Aisha Rateb

Aisha Muhammad Suad Rateb (arabisch عائشة راتب, * 22. Februar 1928 in Kairo; † 4. Mai 2013 in Gizeh) war eine ägyptische Rechtswissenschaftlerin und Politikerin.

Werdegang

Rateb studierte ab 1945 Rechtswissenschaften an der Universität Kairo. Nach ihrem Studienabschluss mit Bestnoten 1949 bewarb sie sich um eine Assistentenstelle beim ägyptischen Staatsrat, dem obersten Rechtsprechungsorgan in Verwaltungs- und Disziplinarstreitigkeiten. Da mit dieser Stelle jedoch auch Rechtsprechungstätigkeit verbunden gewesen wäre und der damalige Premierminister Hussein Sirri Pasha weibliche Richter für undenkbar hielt, wurde ein zusätzlicher Qualifikationstest erfunden. Diesen bestand Rateb indes als einzige der Bewerbenden.[1] Ernannt wurde sie dennoch nicht und verklagte daraufhin die Regierung wegen Verletzung ihrer verfassungsmäßigen Rechte. Auch wenn sie den Rechtsstreit verlor, sorgte sie national für Aufsehen und stieß Veränderungen in der ägyptischen Gesellschaft an.[2]

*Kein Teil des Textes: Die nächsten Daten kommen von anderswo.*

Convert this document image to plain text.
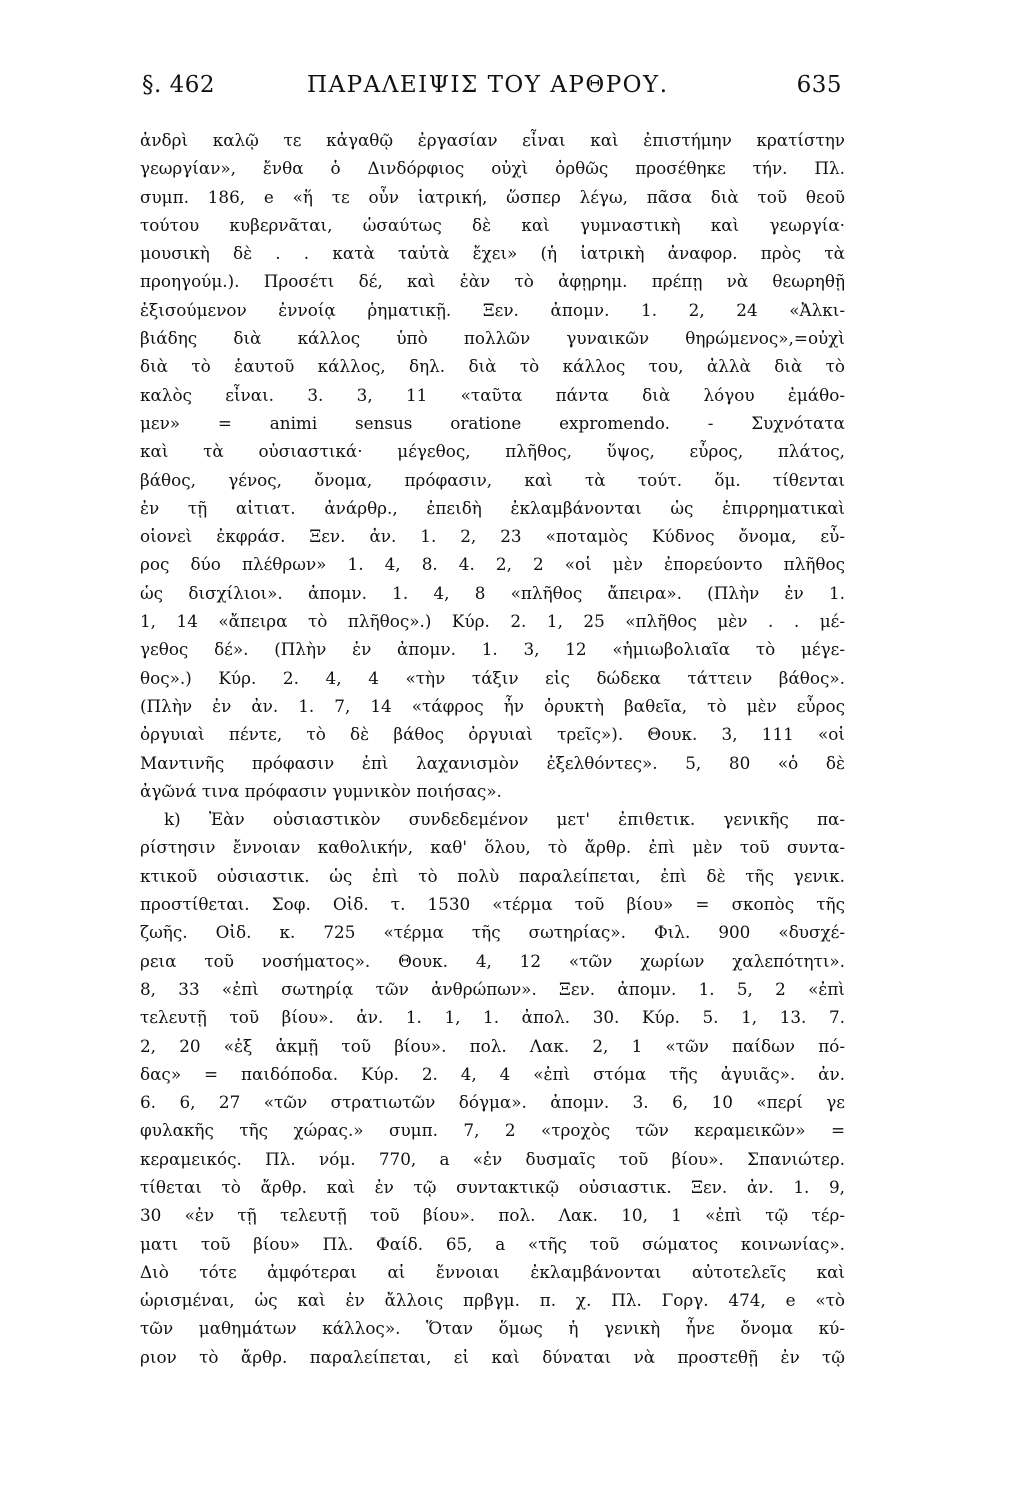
§. 462	ΠΑΡΑΛΕΙΨΙΣ ΤΟΥ ΑΡΘΡΟΥ.	635
ἀνδρὶ καλῷ τε κἀγαθῷ ἐργασίαν εἶναι καὶ ἐπιστήμην κρατίστην
γεωργίαν», ἔνθα ὁ Δινδόρφιος οὐχὶ ὀρθῶς προσέθηκε τήν. Πλ.
συμπ. 186, e «ἥ τε οὖν ἰατρική, ὥσπερ λέγω, πᾶσα διὰ τοῦ θεοῦ
τούτου κυβερνᾶται, ὡσαύτως δὲ καὶ γυμναστικὴ καὶ γεωργία·
μουσικὴ δὲ . . κατὰ ταὐτὰ ἔχει» (ἡ ἰατρικὴ ἀναφορ. πρὸς τὰ
προηγούμ.). Προσέτι δέ, καὶ ἐὰν τὸ ἀφῃρημ. πρέπῃ νὰ θεωρηθῇ
ἐξισούμενον ἐννοίᾳ ῥηματικῇ. Ξεν. ἀπομν. 1. 2, 24 «Ἀλκι-
βιάδης διὰ κάλλος ὑπὸ πολλῶν γυναικῶν θηρώμενος»,=οὐχὶ
διὰ τὸ ἑαυτοῦ κάλλος, δηλ. διὰ τὸ κάλλος του, ἀλλὰ διὰ τὸ
καλὸς εἶναι. 3. 3, 11 «ταῦτα πάντα διὰ λόγου ἐμάθο-
μεν» = animi sensus oratione expromendo. - Συχνότατα
καὶ τὰ οὐσιαστικά· μέγεθος, πλῆθος, ὕψος, εὖρος, πλάτος,
βάθος, γένος, ὄνομα, πρόφασιν, καὶ τὰ τούτ. ὅμ. τίθενται
ἐν τῇ αἰτιατ. ἀνάρθρ., ἐπειδὴ ἐκλαμβάνονται ὡς ἐπιρρηματικαὶ
οἱονεὶ ἐκφράσ. Ξεν. ἀν. 1. 2, 23 «ποταμὸς Κύδνος ὄνομα, εὖ-
ρος δύο πλέθρων» 1. 4, 8. 4. 2, 2 «οἱ μὲν ἐπορεύοντο πλῆθος
ὡς δισχίλιοι». ἀπομν. 1. 4, 8 «πλῆθος ἄπειρα». (Πλὴν ἐν 1.
1, 14 «ἄπειρα τὸ πλῆθος».) Κύρ. 2. 1, 25 «πλῆθος μὲν . . μέ-
γεθος δέ». (Πλὴν ἐν ἀπομν. 1. 3, 12 «ἡμιωβολιαῖα τὸ μέγε-
θος».) Κύρ. 2. 4, 4 «τὴν τάξιν εἰς δώδεκα τάττειν βάθος».
(Πλὴν ἐν ἀν. 1. 7, 14 «τάφρος ἦν ὀρυκτὴ βαθεῖα, τὸ μὲν εὖρος
ὀργυιαὶ πέντε, τὸ δὲ βάθος ὀργυιαὶ τρεῖς»). Θουκ. 3, 111 «οἱ
Μαντινῆς πρόφασιν ἐπὶ λαχανισμὸν ἐξελθόντες». 5, 80 «ὁ δὲ
ἀγῶνά τινα πρόφασιν γυμνικὸν ποιήσας».
k) Ἐὰν οὐσιαστικὸν συνδεδεμένον μετ' ἐπιθετικ. γενικῆς πα-
ρίστησιν ἔννοιαν καθολικήν, καθ' ὅλου, τὸ ἄρθρ. ἐπὶ μὲν τοῦ συντα-
κτικοῦ οὐσιαστικ. ὡς ἐπὶ τὸ πολὺ παραλείπεται, ἐπὶ δὲ τῆς γενικ.
προστίθεται. Σοφ. Οἰδ. τ. 1530 «τέρμα τοῦ βίου» = σκοπὸς τῆς
ζωῆς. Οἰδ. κ. 725 «τέρμα τῆς σωτηρίας». Φιλ. 900 «δυσχέ-
ρεια τοῦ νοσήματος». Θουκ. 4, 12 «τῶν χωρίων χαλεπότητι».
8, 33 «ἐπὶ σωτηρίᾳ τῶν ἀνθρώπων». Ξεν. ἀπομν. 1. 5, 2 «ἐπὶ
τελευτῇ τοῦ βίου». ἀν. 1. 1, 1. ἀπολ. 30. Κύρ. 5. 1, 13. 7.
2, 20 «ἐξ ἀκμῇ τοῦ βίου». πολ. Λακ. 2, 1 «τῶν παίδων πό-
δας» = παιδόποδα. Κύρ. 2. 4, 4 «ἐπὶ στόμα τῆς ἀγυιᾶς». ἀν.
6. 6, 27 «τῶν στρατιωτῶν δόγμα». ἀπομν. 3. 6, 10 «περί γε
φυλακῆς τῆς χώρας.» συμπ. 7, 2 «τροχὸς τῶν κεραμεικῶν» =
κεραμεικός. Πλ. νόμ. 770, a «ἐν δυσμαῖς τοῦ βίου». Σπανιώτερ.
τίθεται τὸ ἄρθρ. καὶ ἐν τῷ συντακτικῷ οὐσιαστικ. Ξεν. ἀν. 1. 9,
30 «ἐν τῇ τελευτῇ τοῦ βίου». πολ. Λακ. 10, 1 «ἐπὶ τῷ τέρ-
ματι τοῦ βίου» Πλ. Φαίδ. 65, a «τῆς τοῦ σώματος κοινωνίας».
Διὸ τότε ἀμφότεραι αἱ ἔννοιαι ἐκλαμβάνονται αὐτοτελεῖς καὶ
ὡρισμέναι, ὡς καὶ ἐν ἄλλοις πρβγμ. π. χ. Πλ. Γοργ. 474, e «τὸ
τῶν μαθημάτων κάλλος». Ὅταν ὅμως ἡ γενικὴ ἦνε ὄνομα κύ-
ριον τὸ ἄρθρ. παραλείπεται, εἰ καὶ δύναται νὰ προστεθῇ ἐν τῷ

Nach dem verlorenen Rechtsstreit kehrte Rateb zurück an die Universität Kairo und widmete sich einer akademischen Karriere. Nach dem Erwerb postgradualer Diplome in Völkerrecht und internationalem Recht 1950 und 1951 trat sie eine Stellung als Lehrassistentin an. 1955 wurde sie von der Universität Kairo mit einer Arbeit zur Neutralität im internationalen Recht zur Dr. iur. promoviert. 1962 wurde sie als erste Frau in Ägypten zur Assistenzprofessorin an einem rechtswissenschaftlichen Lehrstuhl ernannt. Wiederum als erste Frau Ägyptens wurde sie 1970 an der Universität Kairo zur ordentlichen Professorin für Völkerrecht ernannt.

Lange übte sie diese Stellung indes nicht aus, sondern wurde bereits 1971 von Präsident Anwar as-Sadat zur Ministerin für Soziale Angelegenheiten ernannt. Hierbei setzte sie sich vor allem für Sozialreformen zur Verbesserung der sozialen Absicherung und der rechtlichen Stellung von Frauen ein. 1976 wurde sie zusätzlich zur Ministerin für Versicherungen ernannt. 1977 schied sie im Streit über die vom Präsidenten verordneten Sparmaßnahmen aus der Regierung aus und kehrte an die Universität Kairo zurück. Wiederum war sie nicht lange in der Lehre tätig, sondern wurde 1979 zur ägyptischen Botschafterin in Dänemark bestellt und war damit die erste weibliche ägyptische Botschafterin. 1981 wechselte sie als Botschafterin an die ägyptische Botschaft in der Bundesrepublik Deutschland. 1984 kehrte sie nach Ägypten zurück, wo sie bis zu ihrer Emeritierung im Jahr 1988 ein drittes Mal als Professorin für Völkerrecht an der Universität Kairo tätig war. In ihrem letzten Jahr als Hochschullehrerin war sie von 1987 bis 1988 Vorsitzende des Departements für Völkerrecht an der Universität Kairo.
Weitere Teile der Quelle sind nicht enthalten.